After millions of years I decided to start my first Earth family in order to feel whole again, despite the strict world builder tenet to observe, never to interfere. As a Neanderthal, I helped my tribes survive migration and winter and wars with early humans. I fell in love with a man who killed a saber-toothed cat with nothing but his muscular bare hands and a small stone blade. We made love in caves and beside the carcasses of woolly mammoths. And when my womb began to grow, I thought I could finally be happy with the illusion of a mortal life. But when my daughter, whose name was a series of trills, came, I realized that I had imperfectly shape-shifted into my humanoid form. Maybe a gene where there shouldn’t be one, or a chromosome, led to my newborn glowing like a nebula when she took her first breaths. She had her father’s brow ridges and eyes and stubborn demeanor. She had my nose and shards of my home world flowing through her veins like stars—and for a time, I thought my loneliness and desire to create from nothing but love and hope had produced a most beautiful life.
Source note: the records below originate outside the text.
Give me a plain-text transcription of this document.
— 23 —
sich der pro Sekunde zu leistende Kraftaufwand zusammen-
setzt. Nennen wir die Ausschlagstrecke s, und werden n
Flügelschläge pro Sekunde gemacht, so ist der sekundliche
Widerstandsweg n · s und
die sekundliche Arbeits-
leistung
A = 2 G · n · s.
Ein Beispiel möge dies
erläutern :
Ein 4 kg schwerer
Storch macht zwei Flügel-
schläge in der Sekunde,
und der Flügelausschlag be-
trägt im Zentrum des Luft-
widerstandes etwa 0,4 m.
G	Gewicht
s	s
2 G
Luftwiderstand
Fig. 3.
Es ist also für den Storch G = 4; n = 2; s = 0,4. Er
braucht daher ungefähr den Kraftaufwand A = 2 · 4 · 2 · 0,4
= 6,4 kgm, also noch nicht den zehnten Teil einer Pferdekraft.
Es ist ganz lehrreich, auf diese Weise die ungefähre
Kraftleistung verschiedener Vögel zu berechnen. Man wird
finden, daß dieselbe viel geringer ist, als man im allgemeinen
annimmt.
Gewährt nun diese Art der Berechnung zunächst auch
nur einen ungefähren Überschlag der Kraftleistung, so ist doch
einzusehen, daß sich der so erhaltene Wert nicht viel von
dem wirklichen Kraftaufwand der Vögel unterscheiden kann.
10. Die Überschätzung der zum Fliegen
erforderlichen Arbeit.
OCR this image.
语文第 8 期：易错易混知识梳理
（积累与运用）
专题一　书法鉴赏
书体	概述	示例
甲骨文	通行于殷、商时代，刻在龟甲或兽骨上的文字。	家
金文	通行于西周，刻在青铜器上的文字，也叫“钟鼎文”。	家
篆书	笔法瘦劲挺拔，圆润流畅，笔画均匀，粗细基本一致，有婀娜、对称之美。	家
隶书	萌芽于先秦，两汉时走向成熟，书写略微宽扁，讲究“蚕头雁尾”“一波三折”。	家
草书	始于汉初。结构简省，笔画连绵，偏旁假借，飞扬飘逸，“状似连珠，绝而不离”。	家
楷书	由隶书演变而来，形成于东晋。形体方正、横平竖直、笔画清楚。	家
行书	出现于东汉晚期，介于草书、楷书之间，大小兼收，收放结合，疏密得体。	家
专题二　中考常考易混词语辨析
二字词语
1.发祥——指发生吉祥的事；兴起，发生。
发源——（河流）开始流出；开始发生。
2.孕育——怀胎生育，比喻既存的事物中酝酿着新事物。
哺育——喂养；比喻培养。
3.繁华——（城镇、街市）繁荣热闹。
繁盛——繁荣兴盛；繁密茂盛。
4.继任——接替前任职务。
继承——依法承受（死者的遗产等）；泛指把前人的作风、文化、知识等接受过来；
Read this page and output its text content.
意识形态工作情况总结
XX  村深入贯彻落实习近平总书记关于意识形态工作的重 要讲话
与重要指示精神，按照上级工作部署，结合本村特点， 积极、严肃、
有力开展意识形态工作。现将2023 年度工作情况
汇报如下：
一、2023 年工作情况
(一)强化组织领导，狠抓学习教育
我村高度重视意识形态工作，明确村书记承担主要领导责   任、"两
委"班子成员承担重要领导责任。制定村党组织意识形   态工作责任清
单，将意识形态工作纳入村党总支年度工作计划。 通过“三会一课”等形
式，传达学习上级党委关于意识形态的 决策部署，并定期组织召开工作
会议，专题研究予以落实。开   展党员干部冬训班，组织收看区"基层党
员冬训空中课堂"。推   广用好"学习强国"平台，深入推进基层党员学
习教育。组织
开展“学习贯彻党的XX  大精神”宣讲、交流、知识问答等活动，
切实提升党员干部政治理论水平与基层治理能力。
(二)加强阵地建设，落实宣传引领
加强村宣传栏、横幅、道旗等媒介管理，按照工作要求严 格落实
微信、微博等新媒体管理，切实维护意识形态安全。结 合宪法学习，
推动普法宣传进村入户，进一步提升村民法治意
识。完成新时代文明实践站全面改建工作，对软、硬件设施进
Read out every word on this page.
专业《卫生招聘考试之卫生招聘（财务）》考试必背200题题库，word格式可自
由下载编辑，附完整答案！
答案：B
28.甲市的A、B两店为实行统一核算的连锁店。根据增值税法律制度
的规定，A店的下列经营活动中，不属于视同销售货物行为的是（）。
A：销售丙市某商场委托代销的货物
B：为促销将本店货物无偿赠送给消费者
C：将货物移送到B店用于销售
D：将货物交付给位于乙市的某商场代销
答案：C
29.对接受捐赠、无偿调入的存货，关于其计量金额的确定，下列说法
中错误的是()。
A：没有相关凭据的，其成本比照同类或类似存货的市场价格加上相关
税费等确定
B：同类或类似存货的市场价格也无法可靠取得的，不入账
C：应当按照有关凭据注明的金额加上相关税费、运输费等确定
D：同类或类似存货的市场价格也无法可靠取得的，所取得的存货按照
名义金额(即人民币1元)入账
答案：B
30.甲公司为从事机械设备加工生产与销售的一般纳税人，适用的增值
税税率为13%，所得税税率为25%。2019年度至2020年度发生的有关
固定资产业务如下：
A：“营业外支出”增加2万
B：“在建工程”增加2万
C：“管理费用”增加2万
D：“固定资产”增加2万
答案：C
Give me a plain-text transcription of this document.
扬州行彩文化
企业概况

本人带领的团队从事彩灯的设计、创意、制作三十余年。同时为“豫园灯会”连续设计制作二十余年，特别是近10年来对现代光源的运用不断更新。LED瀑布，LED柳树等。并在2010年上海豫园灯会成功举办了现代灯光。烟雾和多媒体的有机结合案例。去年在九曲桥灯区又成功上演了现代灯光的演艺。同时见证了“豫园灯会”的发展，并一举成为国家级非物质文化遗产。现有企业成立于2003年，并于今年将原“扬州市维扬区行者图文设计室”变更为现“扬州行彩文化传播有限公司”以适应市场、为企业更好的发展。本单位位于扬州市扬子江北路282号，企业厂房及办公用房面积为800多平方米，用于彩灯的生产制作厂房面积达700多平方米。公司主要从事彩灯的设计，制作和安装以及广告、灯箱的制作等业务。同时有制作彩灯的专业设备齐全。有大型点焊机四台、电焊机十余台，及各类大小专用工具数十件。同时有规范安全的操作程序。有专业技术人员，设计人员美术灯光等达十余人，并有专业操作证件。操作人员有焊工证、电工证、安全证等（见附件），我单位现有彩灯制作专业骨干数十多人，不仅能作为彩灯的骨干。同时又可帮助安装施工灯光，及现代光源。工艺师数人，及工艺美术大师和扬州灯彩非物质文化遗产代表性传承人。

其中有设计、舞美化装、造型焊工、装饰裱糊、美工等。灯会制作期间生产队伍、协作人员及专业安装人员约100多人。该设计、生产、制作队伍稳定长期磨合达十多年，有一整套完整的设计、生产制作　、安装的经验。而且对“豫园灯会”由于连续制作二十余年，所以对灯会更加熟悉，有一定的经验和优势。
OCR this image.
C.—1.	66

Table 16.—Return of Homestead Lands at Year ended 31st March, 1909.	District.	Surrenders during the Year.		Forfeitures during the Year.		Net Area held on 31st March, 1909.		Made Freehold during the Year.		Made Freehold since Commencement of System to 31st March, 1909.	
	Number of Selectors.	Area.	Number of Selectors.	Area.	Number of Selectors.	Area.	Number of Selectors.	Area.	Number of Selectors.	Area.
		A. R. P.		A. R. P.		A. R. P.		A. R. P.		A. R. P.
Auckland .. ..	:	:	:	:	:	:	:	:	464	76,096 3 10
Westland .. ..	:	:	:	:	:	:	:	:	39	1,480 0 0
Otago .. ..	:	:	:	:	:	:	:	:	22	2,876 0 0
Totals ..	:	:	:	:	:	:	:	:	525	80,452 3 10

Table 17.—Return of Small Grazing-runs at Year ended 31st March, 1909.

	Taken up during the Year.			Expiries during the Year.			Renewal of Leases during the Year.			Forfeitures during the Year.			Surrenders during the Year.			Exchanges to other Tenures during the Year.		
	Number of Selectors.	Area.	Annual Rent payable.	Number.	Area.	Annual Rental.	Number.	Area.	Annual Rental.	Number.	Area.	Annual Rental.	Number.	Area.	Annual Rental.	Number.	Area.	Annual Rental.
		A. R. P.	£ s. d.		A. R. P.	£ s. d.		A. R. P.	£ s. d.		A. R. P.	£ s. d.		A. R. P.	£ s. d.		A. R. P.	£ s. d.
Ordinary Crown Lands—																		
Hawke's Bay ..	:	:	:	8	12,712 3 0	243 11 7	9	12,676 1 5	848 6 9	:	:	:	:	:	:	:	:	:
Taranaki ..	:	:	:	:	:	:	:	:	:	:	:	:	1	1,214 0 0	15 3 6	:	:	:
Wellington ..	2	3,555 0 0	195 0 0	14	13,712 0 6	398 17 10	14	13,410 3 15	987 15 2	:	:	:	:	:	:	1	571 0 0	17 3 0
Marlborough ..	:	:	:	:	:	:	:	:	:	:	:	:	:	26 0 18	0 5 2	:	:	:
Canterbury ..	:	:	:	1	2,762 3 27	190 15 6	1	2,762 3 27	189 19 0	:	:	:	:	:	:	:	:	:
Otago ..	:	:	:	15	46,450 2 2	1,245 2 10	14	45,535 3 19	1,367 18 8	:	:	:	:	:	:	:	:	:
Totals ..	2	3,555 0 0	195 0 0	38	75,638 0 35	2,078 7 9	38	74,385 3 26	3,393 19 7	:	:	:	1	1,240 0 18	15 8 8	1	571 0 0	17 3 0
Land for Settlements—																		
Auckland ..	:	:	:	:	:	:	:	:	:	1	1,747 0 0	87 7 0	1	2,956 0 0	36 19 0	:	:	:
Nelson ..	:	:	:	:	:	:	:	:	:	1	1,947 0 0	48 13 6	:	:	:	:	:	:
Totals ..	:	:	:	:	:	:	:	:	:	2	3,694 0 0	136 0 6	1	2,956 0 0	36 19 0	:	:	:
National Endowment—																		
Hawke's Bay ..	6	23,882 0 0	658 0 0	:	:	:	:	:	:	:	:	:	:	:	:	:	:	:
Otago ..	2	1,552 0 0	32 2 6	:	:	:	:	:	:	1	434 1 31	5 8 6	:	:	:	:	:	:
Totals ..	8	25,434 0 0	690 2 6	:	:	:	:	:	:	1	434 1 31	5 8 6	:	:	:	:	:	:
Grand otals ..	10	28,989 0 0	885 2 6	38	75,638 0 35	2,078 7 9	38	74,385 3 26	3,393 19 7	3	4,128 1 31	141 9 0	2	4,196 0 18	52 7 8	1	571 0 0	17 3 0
But then a virus bloomed in the fragile bodies of my cave mates around my daughter’s eighth year, and I realized there was a cost to my selfishness. At first, we believed it was a normal sickness from the cold of the tundra, the nights when our fires went dark. But then, one by one, our hunters returned with fevers, mothers caring for children struggling to breathe. I could see parts of me glowing hot inside their translucent skin. Soon I was the only one tending the fires, roaming the plains for game, cradling the lifeless bodies of those who would not wake. Everything I put in my daughter’s mouth came back up. I prayed that because she was mine, whatever plague I had inadvertently passed to the others would somehow spare her. But I watched her stomach sink into itself, the blood bubbling from her lips. I held her close to my chest, absorbed her last heartbeats, her last breath, the last sounds she’d ever utter, a strained and mournful krrrrrrrrrrrrr. I left my daughter on a bed of leaves and grass beside a carving of my star system, a place I wanted her to dream about as she left this world, covered her in a hide decorated with the seashells I had collected during my early travels as a hominid. I told her she had a sister somewhere out there. I told her that she would always be a part of me. I etched the memories and songs and science of my world that I did not want lost to time into the floors of the cave. I built a fire, sang one final lullaby to my daughter, and left as the sun rose. I crossed sheets of ice, transformed into a human, and lived alone for centuries, trying to forgive myself for being so selfish, so careless, ensuring my mistake would never happen again.